The report finds that higher interest rates risk scuppering UK legal targets to cut dangerous carbon emissions to net zero by 2050 and that stagnating green investment will make the UK more vulnerable to future energy price shocks.
Investment in net-zero projects like wind and solar farms have been hit harder by the higher cost of borrowing than more polluting alternatives, as they have higher upfront costs.
This provides an issue in green investment. Investors need an extra incentive to allocate funding into an area of the British industry that currently will not see substantial returns but will in the future.
Despite this, the battery energy storage market continues to do well, however risks becoming overcrowded which could see a drop in investment figures. To mitigate this, stacking value and optimisation will be a crucial component in maintaining attractive investment opportunities in battery energy storage, according to GridBeyond and Thrive Renewables in a white paper.
Despite significant commercial appetite for energy storage, more can be done to support strategic decision making and ensure maximum returns can be gained by investors on these assets.
The NEF report alternatively provides its own recommendations to support growing green investment in the renewable space.

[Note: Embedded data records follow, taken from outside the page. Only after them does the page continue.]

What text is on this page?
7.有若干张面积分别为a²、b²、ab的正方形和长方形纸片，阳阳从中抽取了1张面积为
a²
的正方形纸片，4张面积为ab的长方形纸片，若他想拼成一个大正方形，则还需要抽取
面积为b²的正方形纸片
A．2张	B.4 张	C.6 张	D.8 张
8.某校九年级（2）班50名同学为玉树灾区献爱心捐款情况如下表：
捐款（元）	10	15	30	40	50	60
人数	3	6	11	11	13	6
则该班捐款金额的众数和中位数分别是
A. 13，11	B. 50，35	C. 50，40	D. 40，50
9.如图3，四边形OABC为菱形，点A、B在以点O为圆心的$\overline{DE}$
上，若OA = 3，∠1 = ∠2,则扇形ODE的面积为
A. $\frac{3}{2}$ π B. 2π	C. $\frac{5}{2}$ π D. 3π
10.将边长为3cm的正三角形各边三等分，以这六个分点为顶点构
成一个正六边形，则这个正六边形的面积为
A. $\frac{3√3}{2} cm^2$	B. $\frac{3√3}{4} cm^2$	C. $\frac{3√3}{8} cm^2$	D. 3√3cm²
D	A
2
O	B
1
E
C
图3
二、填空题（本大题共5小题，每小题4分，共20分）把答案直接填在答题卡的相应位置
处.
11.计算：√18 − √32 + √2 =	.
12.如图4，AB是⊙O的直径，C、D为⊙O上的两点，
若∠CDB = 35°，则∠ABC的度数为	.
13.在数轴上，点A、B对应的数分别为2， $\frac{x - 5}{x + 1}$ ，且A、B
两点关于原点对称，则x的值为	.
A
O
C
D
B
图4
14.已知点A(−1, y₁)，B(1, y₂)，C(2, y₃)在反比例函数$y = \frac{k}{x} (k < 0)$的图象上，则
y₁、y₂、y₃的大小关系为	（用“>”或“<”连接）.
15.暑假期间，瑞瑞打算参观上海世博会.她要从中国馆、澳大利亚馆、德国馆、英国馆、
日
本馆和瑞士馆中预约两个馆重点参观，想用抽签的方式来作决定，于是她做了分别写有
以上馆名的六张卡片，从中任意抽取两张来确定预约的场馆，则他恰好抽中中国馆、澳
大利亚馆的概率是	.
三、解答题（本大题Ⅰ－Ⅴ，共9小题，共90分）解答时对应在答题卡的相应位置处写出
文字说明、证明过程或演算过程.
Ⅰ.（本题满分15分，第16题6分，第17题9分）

This includes calling on the Bank of England to set up a secondary, lower interest rate via its existing Term Funding Scheme that protects vital green investments from rate hikes, boosts green activities, and reduces UK vulnerability to future energy price shocks.
As well as this, the new chancellor should give the Bank of England an annual target for boosting lending to green activities.
The final recommendation is for the Bank of England to set targets for how much commercial banks must lend to the green activities essential for reaching the UK’s net-zero targets.
Amidst the concerns over investment levels, Octopus Energy Group managed to raise US$550 million (£458.1 million) this year to bolster its Kraken energy tech platform and further drive renewables at scale.
Octopus said it would use the proceeds of the round to both improve on its Kraken platform, launched in 2019, and to invest in additional products and solutions that can “help solve the energy crisis and drive renewables at scale”.
On electric vehicle charging, which is cited as needing part of the £140 billion investment, Infracapital, the infrastructure equity investment arm of M&G Plc, invested £200 million into GRIDSERVE last month.
The funding is expected to help expand the electric vehicle infrastructure company’s Sun-to-Wheel model, which combines hybrid solar farms, its charging network of Electric Forecourts and Electric Hubs and the leasing of a wide range of the latest EVs.